"Please don't get it," said the girl; but the very tassel on their Oriental's fez was active in his zeal to wrap up the parcel for this gentleman who did not bargain.

The foreign fashion of changing a price by the beating-down process was one with which many Americans amused themselves when they found it was expected; but Jack was in that state of mind when an article which had the rare fortune to please Mildred was above rubies.

She dissembled her satisfaction, however. "If I had let you buy everything you have started to since we came into the street, we should have had to charter a donkey," she began.

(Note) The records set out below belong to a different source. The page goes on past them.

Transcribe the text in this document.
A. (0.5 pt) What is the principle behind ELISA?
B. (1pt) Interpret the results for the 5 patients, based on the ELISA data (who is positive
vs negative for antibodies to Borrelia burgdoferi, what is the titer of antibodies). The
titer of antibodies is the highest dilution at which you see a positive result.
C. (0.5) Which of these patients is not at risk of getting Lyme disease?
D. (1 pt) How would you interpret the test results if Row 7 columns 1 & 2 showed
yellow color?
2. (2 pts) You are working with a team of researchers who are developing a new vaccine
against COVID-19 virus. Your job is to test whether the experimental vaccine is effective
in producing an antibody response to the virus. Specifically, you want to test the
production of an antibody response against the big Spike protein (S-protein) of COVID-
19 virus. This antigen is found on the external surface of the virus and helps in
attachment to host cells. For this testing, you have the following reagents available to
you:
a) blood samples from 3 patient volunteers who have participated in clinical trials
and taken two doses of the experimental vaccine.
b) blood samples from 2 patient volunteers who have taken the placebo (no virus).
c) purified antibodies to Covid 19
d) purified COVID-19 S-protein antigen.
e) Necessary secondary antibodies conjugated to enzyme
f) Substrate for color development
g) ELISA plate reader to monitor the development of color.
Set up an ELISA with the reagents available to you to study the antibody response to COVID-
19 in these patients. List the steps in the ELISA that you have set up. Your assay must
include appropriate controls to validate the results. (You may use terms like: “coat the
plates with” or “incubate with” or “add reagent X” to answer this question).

"Look ou-at—look ou-at for Yanka Doodoo," bawled Achmet, the donkey boy, directly upon them.

"I don't like to feel that I mustn't admire anything," finished the girl as Jack stepped between her and the little quadruped who carried a much-excited and curled maiden of five.

"I like this lamp so much, I don't know that I shall let you have it," responded Van Tassel serenely, as he took the package. "Look up, Mildred. What a deep blue the sky gets between those irregular roofs."

"Only one of us can look up at a time, while the other keeps watch of the menagerie."

"There appears to be an extra crowd yonder," remarked Jack.

"Oh, that is the camel-stand. Hear the people laughing. How can anybody be willing to furnish so much amusement to the public as to mount one of those beasts? There is always just such a crowd there."

"Well, are we through here?" asked Van Tassel.